Еще одним способом, позволявшим – с еще более чистой совестью – проволынить часок за пультом, было приведение в порядок тетрадей и учебников. Книжки непременно требовалось заново обернуть в плотную синюю бумагу, а что касается тетрадей, тут даже правила были на моей стороне: промокашку в тетради следует прикрепить, чтобы не потерялась. Для этого были предусмотрены специальные ленточки всех цветов радуги. Концы ленточки прикреплялись специальными бумажными кружочками на обложке тетради и на промокашке. Если взор жаждал отрады, подбирались самые разные – нежнейшие или, напротив, кричащие сочетания цветов. Так что в этом смысле мой пульт имел сходство со школьной партой. Но он был лучше, потому что служил мне надежным укрытием и позволял заниматься такими делами, о которых парте знать не полагается. Мы с пультом держались заодно – против парты. И, засев наконец-то, после унылого школьного дня, за пульт, я замечал, что он вливает в меня свежие силы взамен растраченных. Не просто как дома я мог чувствовать себя, а в укрытии, – вроде тех, что можно видеть на средневековых изображениях, где какой-нибудь монах, преклонивший колени на особой скамейке или сидящий за столом в скриптории, кажется одетым в броню. В этом логове я начал читать «Приход и расход»[90] и «Повесть о двух городах»[91]. Я находил для чтения самый тихий час дня и самое укромное место в нашем доме – пульт. Устроившись, я открывал книгу на первой странице, и меня охватывало приподнятое настроение, как путешественника, впервые ступившего на землю нового континента. Да это был и впрямь новый континент: Крым и Каир, Вавилон и Багдад, Ташкент и Аляска, Детройт и Дельфы на нем наползали друг на друга, в точности как золотые медали на сигарных коробках, которые я тоже собирал. И не было большей отрады для меня, чем сидеть вот так, отгородившись от всех орудий моей пытки: тетрадей для вокабул, циркулей, словарей, – и витать там, где не имели они надо мной никакой власти.
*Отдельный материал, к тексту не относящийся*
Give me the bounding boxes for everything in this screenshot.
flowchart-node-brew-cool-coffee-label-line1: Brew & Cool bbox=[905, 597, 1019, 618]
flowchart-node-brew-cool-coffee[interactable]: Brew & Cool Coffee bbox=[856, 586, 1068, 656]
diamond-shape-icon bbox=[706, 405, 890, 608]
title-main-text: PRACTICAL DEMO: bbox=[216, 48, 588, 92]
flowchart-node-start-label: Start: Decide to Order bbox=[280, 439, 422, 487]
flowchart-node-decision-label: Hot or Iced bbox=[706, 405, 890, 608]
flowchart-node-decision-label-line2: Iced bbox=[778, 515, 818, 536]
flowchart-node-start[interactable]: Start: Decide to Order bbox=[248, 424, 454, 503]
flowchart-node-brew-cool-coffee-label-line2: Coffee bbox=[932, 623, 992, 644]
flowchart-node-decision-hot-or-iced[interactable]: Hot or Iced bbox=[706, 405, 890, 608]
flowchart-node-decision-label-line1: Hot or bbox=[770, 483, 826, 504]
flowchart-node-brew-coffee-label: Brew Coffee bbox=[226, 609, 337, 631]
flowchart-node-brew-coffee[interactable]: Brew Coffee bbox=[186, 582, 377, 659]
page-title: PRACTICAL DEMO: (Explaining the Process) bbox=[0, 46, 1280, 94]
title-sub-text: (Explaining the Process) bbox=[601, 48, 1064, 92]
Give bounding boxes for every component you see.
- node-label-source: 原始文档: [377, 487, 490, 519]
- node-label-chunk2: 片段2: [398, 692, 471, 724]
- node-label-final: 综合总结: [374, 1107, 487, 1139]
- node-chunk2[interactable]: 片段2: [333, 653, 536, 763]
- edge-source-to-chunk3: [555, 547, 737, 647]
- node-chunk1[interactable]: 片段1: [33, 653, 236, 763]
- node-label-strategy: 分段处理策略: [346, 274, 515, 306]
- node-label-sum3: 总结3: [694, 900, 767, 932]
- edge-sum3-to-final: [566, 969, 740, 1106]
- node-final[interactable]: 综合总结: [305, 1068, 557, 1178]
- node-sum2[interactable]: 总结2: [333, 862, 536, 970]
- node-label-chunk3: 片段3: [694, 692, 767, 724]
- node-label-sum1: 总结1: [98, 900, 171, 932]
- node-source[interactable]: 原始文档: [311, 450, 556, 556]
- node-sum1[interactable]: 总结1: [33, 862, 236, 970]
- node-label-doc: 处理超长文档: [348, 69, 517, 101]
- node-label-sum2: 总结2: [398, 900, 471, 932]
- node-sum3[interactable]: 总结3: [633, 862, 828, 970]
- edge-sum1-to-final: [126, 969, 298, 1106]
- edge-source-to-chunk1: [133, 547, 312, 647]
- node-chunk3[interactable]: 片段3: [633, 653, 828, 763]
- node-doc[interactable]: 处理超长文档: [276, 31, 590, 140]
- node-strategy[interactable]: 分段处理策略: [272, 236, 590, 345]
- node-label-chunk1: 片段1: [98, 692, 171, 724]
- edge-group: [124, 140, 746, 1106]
Теодор Адорно. Послесловие
Уроженец Берлина, Вальтер Беньямин жил в этом городе вплоть до эмиграции. Далекие путешествия, длительное пребывание в Париже, на Капри, на Балеарских островах не заставили его изменить Берлину. Едва ли еще кто-то столь же хорошо знал жилые кварталы этого города; названия улиц, площадей, набережных были Беньямину близки, как имена из Книги Бытия. Дитя старинной берлинской еврейской семьи, сын антиквара, он всё, что еще не стало традиционным в новоявленной германской столице, воспринимал как укорененное в старине; новейшее было для него символом глубокой древности.
«Берлинское детство» написано в начале 1930-х годов. Эта проза входит в число произведений Беньямина о начальном периоде эпохи модерна, над историей которого он трудился последние пятнадцать лет своей жизни, и представляет собой попытку писателя противопоставить нечто личное массивам материалов, уже собранных им для очерка о парижских уличных пассажах. Исторические архетипы, которые Беньямин в этом очерке намеревался вывести из социально-прагматического и философского генезиса, неожиданно ярко выступили в «берлинской» книжке, проникнутой непосредственностью воспоминаний и скорбью о том невозвратимом, утраченном навсегда, что стало для автора аллегорией заката его собственной жизни.
Ибо в картинах, которые подступают даже чересчур близко, нет ни идиллического, ни созерцательного настроения. Их омрачает тень гитлеровского рейха. Как в сновидении, давнее прошлое в этих картинах соединяется со страхом перед немецким настоящим. С паническим ужасом буржуазная духовность, при виде того как распадается аура ее биографического прошлого, осознает самое себя – осознает как мнимость. Вполне отвечает характеру «берлинской» книжки то, что при жизни Беньямина она как цельное произведение не увидела света: в полные лишений первые годы эмиграции писателю, нередко под псевдонимом, пришлось печатать многие отрывки в газетах, главным образом во
Беньямин не успел установить определенной последовательности фрагментов, в существующих рукописях она различна. Однако везде последним идет «Горбатый человечек». Если в этом персонаже собраны черты невозвратимого прошлого, то образ рассказчика скорей напоминает нам Румпельштильцхена, чья жизнь продолжается лишь до тех пор, пока его имя остается неизвестным. Румпельштильцхен сам, проговорившись, называет свое имя. Воздух над берлинскими кварталами, которые в описании Беньямина, кажется, вот-вот оживут, насыщен смертью. В эти места всматривается приговоренный, и он видит, что они тоже приговорены. Развалины Берлина – реакция на нервные импульсы, возникшие в Берлине 1900-х годов.